POLETTI: «IL LAVORO È RISULTATO». Il ministro, parlando a un convegno organizzato all'Università Luiss sul Jobs act, ne ha approfittato per esternare il suo punto di vista sui cambiamenti in atto nel mondo delle professioni. Per molti anni i ritmi biologici si sono piegati ai tempi di lavoro e agli orari fissi, mentre «oggi le tecnologie ci consegnano più libertà. Il lavoro è un po' meno cessione di energia meccanica ad ore (in cambio di denaro, ndr) e sempre più risultato. Dovremmo immaginare contratti che non abbiano come unico riferimento l'ora di lavoro, ma misurare l'apporto dell'opera. L'ora di lavoro è un attrezzo vecchio».
Questa uscita, unitamente alla riflessione del ministro sui possibili modi di immaginare una maggiore partecipazione dei lavoratori all'impresa, hanno portato i sindacati a rispondere duramente. Camusso ha ricordato al ministro che «la maggior parte delle persone fa un lavoro faticoso. Nelle catene di montaggio, le infermiere negli ospedali, la raccolta nelle campagne, dove il tempo è fondamentale per salvaguardare la loro condizione».
BARBAGALLO: «LIBERISMO SFRENATO». Il leader della Uil, Carmelo Barbagallio, ha aggiunto: «Ho la sensazione che si vogliano far passare per idee di modernità concetti da liberismo sfrenato. Un ministro del Lavoro non può pensare di affrontare temi del genere con annunci spot ad uso giornalistico. Se vuole affrontare questi problemi, noi siamo disponibili a sederci a un tavolo, ma cominciamo dal tema della partecipazione e poi, eventualmente, vediamo se per alcuni specifici lavori si possa ragionare secondo differenti logiche».

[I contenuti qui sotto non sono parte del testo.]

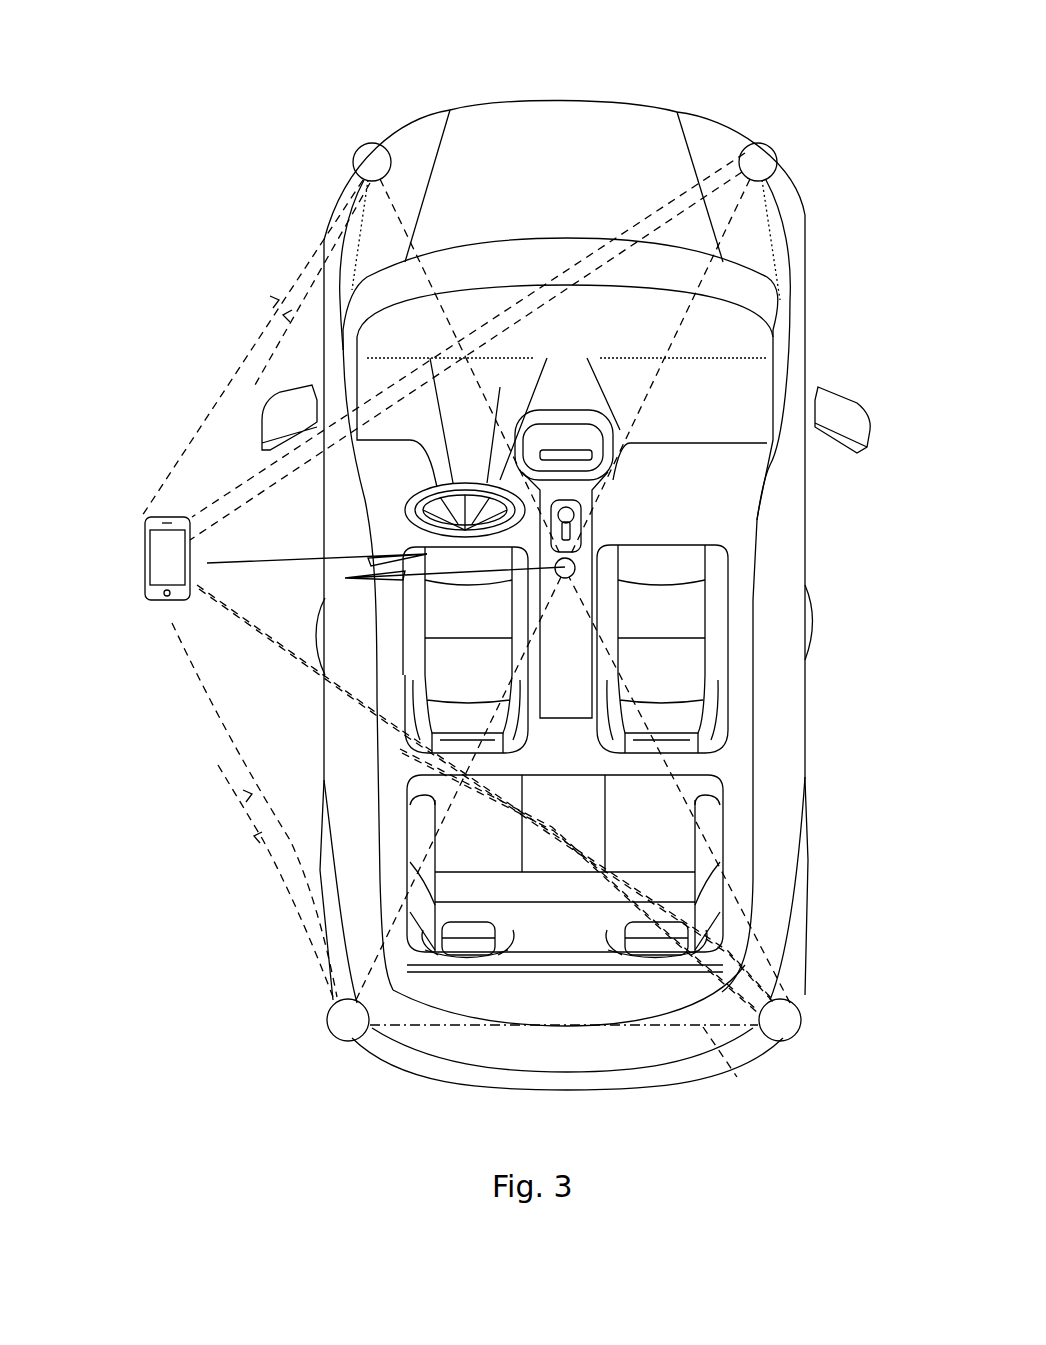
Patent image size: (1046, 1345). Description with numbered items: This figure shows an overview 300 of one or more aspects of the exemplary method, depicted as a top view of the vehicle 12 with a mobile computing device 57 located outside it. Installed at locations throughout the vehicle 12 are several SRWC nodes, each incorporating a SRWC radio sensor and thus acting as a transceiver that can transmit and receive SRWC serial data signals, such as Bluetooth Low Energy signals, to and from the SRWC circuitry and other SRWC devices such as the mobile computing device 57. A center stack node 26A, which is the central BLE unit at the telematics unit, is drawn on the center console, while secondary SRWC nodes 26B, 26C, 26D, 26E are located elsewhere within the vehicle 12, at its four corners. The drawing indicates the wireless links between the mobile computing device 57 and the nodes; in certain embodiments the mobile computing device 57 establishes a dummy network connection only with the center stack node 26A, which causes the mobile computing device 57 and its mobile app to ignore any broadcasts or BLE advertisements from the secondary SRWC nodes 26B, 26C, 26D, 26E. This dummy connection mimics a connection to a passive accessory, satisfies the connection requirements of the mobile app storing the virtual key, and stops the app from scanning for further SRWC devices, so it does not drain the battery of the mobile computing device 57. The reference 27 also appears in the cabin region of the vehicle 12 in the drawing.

The vehicle communication system overview 300 is at (572, 47).
The vehicle 12 is at (310, 675).
The center stack node 26A is at (318, 511).
The secondary SRWC node 26B is at (366, 144).
The secondary SRWC node 26C is at (762, 143).
The secondary SRWC node 26D is at (327, 1018).
The secondary SRWC node 26E is at (801, 1018).
The vehicle cabin / passenger compartment 27 is at (455, 826).
The mobile computing device 57 is at (143, 552).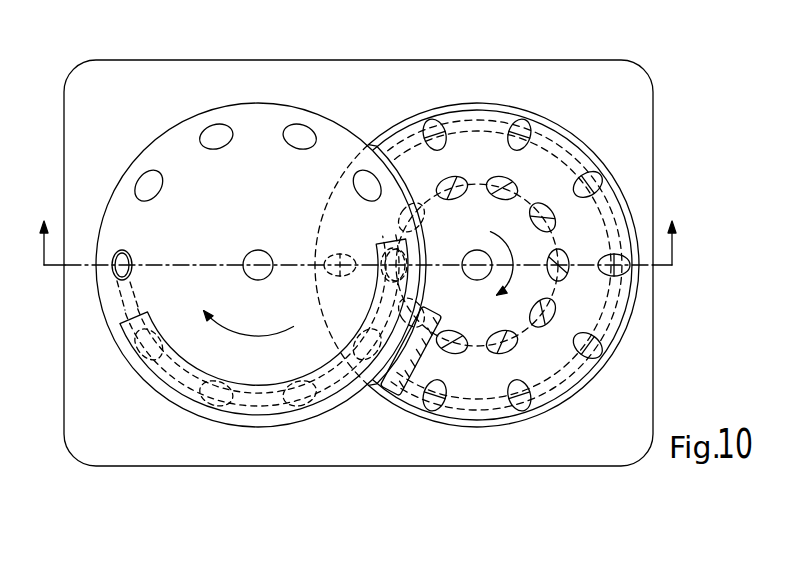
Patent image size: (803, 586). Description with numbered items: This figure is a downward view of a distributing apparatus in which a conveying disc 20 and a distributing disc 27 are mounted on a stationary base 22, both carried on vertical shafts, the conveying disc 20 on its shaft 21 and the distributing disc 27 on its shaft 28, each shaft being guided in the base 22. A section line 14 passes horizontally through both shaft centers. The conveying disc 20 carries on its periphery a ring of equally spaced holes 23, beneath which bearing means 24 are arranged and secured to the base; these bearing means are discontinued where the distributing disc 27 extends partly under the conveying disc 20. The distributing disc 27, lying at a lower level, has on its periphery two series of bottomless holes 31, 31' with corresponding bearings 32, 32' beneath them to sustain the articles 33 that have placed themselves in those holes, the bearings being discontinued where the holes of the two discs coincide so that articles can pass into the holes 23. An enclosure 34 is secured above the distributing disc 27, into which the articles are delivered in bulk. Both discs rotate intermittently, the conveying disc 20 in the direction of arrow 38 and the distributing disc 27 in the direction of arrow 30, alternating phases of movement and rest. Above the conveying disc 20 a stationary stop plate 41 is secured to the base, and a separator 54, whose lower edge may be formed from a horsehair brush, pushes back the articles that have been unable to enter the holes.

The section line 14- 14 is at (361, 240).
The conveying disc 20 is at (252, 116).
The shaft 21 is at (265, 260).
The stationary base 22 is at (612, 78).
The holes 23 is at (303, 138).
The bearing means 24 is at (126, 300).
The distributing disc 27 is at (503, 120).
The shaft 28 is at (474, 257).
The arrow 30 is at (506, 272).
The bottomless holes 31 is at (523, 181).
The bottomless holes 31' is at (548, 122).
The bearings 32 is at (498, 265).
The bearings 32' is at (515, 274).
The articles 33 is at (130, 262).
The enclosure 34 is at (597, 149).
The arrow 38 is at (236, 323).
The stationary stop plate 41 is at (250, 412).
The separator 54 is at (404, 372).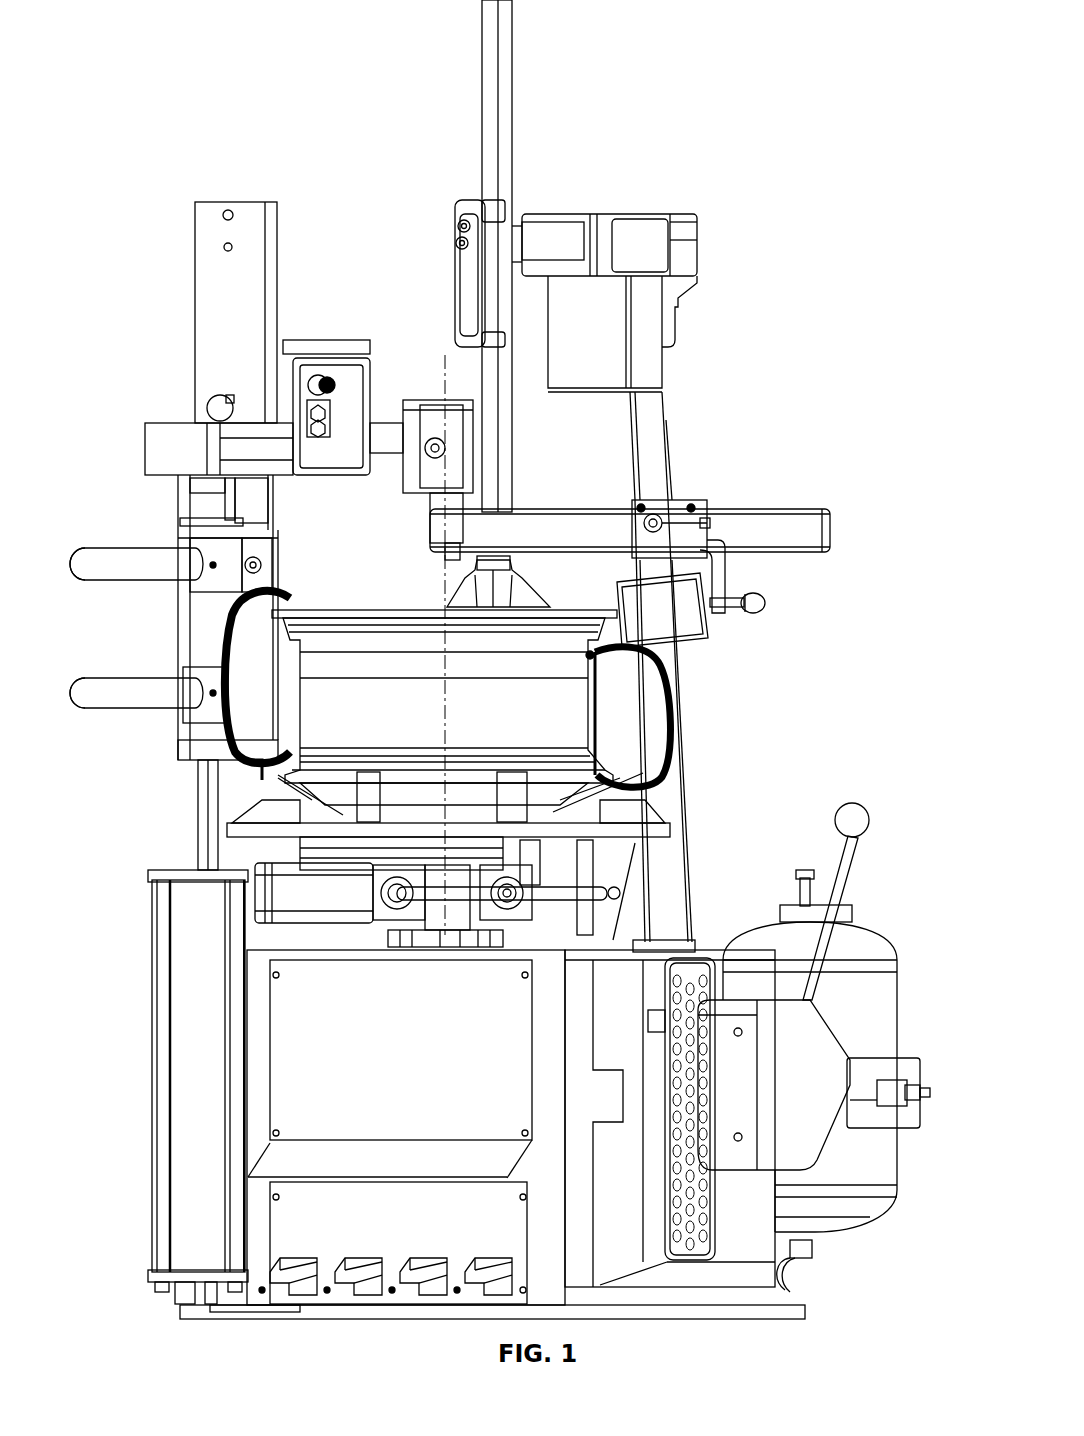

Infine, il segretario confederale della Cisl, Gigi Petteni: «È molto meglio che il ministro Poletti si concentri sulle politiche attive del lavoro o sull'abuso che si sta facendo dei voucher, piuttosto che dare indicazioni sul modello contrattuale. Poletti lasci lavorare i contrattualisti del sindacato e le altre parti sociali sulla riforma dei contratti e sulle forme di partecipazione dei lavoratori. Il ministro farebbe bene a portare a termine la riforma del lavoro su cui molti punti sono ancora da chiarire e da attuare per offrire nuove opportunità di lavoro ai giovani, combattere il precariato e gli abusi».